Can a nurse who has chronic, severe pain take narcotics if her physician can vouch that the meds do not impair her judgment?

By | 2022-05-06T15:30:40-04:00 May 19th, 2014|0 Comments


Dear Nancy,

Can a nurse who has chronic, severe pain take narcotics if her physician can vouch that the meds he is prescribing has no effect on her judgment and can help her meet the physical demands of her job? I am curious as I know many nurses who have injured themselves while on the job or who have a medical condition that might require narcotics.


Dear Nancy replies:

Dear Nina,

Your question is a good one that can only be answered by your primary care physician and other physicians who are familiar with narcotic pain medication and their effects, if any, on one’s functioning in a nursing position. This is an issue that comes up frequently in the real world and its resolution depends on many factors, including the pain medication involved, the nurse’s response to the medication, how often the medication is prescribed to be taken and the nurse’s responsibilities in his or her job.

Having said that, it is important to underscore that impairment of any type during one’s professional practice is not acceptable. Each state nurse practice act and its rules clearly include impairment of any kind as a possible basis for disciplinary action against the nurse, whether there is a patient injury or not.

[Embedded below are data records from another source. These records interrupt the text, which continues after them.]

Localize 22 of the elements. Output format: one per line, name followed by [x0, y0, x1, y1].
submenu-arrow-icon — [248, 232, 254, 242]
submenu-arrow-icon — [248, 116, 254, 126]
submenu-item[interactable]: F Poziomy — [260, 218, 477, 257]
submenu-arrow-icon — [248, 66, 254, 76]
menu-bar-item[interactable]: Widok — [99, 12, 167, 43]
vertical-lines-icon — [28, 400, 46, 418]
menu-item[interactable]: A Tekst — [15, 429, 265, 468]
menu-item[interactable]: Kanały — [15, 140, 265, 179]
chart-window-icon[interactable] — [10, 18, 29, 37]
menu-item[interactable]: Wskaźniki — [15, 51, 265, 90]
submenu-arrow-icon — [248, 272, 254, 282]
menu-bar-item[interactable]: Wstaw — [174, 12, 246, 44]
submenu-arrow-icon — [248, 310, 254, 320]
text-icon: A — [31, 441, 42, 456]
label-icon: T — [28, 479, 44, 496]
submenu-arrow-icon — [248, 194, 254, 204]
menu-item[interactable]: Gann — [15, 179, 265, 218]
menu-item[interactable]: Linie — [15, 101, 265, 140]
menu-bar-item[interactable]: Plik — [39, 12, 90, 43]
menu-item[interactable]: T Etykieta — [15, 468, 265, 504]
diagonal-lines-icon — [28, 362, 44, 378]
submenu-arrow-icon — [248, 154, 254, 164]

Rather than wait until there is a problem, whether it be a patient injury or a nurse injury (as you mention), it is best for the nurse to discuss this issue with his/her employer backed by a letter from the prescribing physician detailing what the medication is, its possible effects that might result in impairment and any other information that would impact the nurse’s ability to function in a safe and effective manner within the job responsibilities.

Even with a glowing letter of support, however, it is important to remember that it is the nurse licensee who is accountable for his or her own conduct and judgment concerning the ability to provide safe and competent care to patients.

Simply taking a prescription medication that might cause impairment does not mean you cannot work or be hired in a particular position. The issue is whether you can practice nursing safely while on the medication. The Americans with Disabilities Act protects workers with disabilities. A person who needs a medication to treat a medical condition that is a disability under the act cannot be discriminated against solely on that basis if the individual is otherwise qualified and can perform the functions of the job. The bottom line is whether one safely can practice the particulars of the nursing position one holds and not place patients or others in harm’s way.